I can’t over emphasise how much remorse I felt or how much of it I showed him. I kept asking myself if I would forgive him if the tables were turned and the answer is yes, I would.
During the earliest stages of this brouhaha, I felt entitled to his forgiveness, I mean he loved me, so why wouldn’t he forgive me but truth is I realised I had hurt him and he had the right to deal how he wanted and as far as he was concerned, my ex probably slept with me and in his defence, it was just I and my ex and except him, no one could collaborate my story. It crossed my mind to reach out to my ex to collaborate my story but truth is, I felt that was too much so I picked up my cross and I carried it calmly .
I cheated on my ex and he couldn’t forgive me.

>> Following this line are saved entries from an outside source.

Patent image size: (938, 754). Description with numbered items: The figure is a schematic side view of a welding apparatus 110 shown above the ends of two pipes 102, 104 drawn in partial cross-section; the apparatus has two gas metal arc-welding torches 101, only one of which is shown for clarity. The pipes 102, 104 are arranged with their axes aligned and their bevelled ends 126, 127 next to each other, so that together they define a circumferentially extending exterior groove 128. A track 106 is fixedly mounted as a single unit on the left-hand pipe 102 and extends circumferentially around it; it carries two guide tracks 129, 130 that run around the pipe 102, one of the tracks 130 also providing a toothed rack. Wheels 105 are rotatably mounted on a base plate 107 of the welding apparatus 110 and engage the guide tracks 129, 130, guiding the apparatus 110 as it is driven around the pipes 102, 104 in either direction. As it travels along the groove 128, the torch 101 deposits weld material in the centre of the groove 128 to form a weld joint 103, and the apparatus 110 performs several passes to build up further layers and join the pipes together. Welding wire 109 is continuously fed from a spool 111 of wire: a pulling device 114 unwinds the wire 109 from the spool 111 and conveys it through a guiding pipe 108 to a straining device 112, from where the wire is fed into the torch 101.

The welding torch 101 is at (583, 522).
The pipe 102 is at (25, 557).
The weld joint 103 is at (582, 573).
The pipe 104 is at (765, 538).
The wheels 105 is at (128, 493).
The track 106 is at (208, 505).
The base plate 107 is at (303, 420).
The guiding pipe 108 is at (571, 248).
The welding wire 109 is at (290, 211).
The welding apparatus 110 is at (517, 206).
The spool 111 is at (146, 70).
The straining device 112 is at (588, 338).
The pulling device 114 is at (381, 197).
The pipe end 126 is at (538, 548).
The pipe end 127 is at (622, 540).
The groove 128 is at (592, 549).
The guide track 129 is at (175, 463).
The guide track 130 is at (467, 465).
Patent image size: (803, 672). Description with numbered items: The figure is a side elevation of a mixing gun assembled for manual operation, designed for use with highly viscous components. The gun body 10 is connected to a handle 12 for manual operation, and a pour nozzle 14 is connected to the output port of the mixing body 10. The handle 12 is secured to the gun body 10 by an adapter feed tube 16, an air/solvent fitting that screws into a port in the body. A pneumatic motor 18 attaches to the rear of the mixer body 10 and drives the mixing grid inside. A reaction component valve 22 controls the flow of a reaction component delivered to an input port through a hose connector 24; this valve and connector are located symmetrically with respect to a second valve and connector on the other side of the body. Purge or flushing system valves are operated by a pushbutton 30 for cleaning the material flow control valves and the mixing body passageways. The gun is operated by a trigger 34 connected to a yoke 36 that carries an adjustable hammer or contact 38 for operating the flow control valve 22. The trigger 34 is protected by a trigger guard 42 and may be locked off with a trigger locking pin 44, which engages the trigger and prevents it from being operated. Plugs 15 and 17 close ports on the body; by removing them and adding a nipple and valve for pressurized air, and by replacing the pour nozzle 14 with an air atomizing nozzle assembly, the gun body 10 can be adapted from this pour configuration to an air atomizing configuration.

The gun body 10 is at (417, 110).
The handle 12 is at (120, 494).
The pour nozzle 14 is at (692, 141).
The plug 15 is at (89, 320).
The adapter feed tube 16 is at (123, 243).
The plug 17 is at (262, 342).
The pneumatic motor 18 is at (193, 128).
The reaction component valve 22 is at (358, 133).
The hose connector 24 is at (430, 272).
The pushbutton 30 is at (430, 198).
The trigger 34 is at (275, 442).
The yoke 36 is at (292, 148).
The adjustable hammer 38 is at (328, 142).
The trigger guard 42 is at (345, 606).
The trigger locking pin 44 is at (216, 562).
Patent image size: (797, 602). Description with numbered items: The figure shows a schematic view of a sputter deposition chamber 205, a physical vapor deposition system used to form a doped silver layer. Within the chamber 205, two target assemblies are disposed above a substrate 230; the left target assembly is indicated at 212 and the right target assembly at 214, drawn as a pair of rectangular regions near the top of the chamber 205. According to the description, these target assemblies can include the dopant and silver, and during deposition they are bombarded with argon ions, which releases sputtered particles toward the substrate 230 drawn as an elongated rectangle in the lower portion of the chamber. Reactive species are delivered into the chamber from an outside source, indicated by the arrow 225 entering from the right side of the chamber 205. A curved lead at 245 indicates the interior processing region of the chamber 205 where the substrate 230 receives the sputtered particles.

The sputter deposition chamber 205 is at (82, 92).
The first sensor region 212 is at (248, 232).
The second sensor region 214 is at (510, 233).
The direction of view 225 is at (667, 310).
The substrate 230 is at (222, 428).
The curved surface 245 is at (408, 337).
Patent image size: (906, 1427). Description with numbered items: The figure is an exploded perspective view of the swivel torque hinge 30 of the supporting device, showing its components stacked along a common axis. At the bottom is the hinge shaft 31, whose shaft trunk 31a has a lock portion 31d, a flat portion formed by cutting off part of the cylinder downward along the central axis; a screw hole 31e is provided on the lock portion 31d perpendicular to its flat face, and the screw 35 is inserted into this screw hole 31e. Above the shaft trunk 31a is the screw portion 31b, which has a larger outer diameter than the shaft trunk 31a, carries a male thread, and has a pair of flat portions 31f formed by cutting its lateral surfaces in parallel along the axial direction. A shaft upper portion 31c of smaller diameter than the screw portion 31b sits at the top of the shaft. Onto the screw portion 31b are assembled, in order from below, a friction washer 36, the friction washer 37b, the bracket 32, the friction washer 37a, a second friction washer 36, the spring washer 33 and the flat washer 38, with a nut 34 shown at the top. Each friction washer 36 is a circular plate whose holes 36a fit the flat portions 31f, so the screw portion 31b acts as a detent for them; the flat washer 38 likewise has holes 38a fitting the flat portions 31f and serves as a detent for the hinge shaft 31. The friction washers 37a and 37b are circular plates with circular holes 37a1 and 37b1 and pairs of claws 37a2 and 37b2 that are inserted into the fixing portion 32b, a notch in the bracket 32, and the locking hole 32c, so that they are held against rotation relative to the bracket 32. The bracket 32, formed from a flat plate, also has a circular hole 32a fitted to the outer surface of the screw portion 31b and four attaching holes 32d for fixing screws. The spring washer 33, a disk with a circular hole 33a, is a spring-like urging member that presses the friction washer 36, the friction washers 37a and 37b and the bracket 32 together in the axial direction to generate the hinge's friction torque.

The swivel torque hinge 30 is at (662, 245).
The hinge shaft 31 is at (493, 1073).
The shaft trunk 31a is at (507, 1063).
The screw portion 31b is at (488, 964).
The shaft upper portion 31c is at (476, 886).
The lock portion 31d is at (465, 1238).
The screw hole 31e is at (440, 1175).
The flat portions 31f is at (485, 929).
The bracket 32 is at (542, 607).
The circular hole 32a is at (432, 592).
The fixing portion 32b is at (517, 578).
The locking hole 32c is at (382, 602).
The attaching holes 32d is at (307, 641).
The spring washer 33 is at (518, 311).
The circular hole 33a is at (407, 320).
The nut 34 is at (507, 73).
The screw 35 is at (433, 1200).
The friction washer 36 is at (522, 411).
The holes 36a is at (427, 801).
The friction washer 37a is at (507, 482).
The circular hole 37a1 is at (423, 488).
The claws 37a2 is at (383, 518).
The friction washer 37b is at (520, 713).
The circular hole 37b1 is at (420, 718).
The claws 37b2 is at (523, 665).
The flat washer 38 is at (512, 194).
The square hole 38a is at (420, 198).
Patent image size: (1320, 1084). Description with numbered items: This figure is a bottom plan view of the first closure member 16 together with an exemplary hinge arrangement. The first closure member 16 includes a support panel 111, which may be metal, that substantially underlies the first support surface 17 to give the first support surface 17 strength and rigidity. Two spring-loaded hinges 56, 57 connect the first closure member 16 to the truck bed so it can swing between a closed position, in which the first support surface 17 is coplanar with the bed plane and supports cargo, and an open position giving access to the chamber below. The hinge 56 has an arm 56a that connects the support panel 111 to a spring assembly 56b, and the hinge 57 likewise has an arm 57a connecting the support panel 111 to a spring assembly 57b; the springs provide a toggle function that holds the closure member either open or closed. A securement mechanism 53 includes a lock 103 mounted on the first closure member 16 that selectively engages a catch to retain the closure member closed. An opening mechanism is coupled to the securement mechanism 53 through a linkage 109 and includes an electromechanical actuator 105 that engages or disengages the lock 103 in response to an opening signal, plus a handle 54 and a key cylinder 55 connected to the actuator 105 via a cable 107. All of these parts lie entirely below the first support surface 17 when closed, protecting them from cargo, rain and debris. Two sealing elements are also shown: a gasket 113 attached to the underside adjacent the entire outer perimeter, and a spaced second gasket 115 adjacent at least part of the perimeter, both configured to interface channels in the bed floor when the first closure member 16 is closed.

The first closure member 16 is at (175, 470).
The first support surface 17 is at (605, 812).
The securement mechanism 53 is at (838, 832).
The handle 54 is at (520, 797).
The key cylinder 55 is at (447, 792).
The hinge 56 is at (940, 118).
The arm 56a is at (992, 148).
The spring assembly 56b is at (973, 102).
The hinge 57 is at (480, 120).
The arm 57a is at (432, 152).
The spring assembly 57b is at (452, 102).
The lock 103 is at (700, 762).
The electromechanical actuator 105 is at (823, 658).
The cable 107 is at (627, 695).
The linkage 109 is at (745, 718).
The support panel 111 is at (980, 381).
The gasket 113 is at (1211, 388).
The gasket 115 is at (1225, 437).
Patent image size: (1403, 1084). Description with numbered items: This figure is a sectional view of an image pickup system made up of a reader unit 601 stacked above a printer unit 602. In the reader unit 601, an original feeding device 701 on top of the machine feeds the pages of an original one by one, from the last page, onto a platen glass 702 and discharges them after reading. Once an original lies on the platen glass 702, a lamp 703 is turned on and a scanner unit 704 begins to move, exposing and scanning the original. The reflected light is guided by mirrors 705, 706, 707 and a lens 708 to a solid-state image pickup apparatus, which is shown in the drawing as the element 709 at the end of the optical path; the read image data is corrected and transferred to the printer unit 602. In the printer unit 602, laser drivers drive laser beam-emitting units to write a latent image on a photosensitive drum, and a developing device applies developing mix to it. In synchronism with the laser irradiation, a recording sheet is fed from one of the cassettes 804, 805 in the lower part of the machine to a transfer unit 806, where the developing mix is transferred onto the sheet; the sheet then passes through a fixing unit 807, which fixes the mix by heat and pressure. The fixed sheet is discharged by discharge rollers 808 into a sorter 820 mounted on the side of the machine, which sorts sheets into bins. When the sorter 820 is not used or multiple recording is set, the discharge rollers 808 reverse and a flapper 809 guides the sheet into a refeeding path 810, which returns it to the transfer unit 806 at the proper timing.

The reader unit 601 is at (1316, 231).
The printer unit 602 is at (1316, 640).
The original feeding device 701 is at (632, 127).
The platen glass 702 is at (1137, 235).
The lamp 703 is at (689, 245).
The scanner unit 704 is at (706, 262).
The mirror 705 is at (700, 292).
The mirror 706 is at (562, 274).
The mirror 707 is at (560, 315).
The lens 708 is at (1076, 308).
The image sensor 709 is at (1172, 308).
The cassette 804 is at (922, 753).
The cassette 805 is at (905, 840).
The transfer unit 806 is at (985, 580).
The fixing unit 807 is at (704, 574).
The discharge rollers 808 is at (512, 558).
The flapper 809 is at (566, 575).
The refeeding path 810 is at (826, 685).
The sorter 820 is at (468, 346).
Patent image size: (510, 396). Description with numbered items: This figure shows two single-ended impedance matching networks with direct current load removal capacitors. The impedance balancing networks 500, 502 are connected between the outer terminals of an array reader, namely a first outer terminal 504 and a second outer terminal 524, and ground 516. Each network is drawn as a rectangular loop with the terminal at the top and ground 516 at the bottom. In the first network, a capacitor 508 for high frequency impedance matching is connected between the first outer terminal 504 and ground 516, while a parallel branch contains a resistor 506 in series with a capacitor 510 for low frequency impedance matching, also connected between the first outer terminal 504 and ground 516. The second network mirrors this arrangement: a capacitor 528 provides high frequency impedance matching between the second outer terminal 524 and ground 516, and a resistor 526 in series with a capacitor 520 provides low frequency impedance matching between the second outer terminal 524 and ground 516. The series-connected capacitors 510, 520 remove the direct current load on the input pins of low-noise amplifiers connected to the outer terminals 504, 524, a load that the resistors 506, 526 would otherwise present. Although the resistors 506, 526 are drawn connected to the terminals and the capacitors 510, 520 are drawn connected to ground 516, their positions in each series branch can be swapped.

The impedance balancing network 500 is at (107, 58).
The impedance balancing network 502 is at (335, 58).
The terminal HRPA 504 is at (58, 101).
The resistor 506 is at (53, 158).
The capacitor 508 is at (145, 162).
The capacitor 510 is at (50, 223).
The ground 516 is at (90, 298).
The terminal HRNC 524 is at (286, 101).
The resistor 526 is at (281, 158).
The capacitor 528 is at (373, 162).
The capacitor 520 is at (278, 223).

It also crossed my mind that he didn’t love me hence his readiness to throw it all away seeing he always did that but I wasn’t going to dwell on that, I focused on the fact that I had to take responsibility for my actions.
Like another writer said, forgiveness is the absence of ego or pride because pride blocks our vision. It’s so refreshing reading some stories and knowing that there are men and women out there who can actually forgive.
At least I have learnt not to ever cheat again, in whatever form or manner.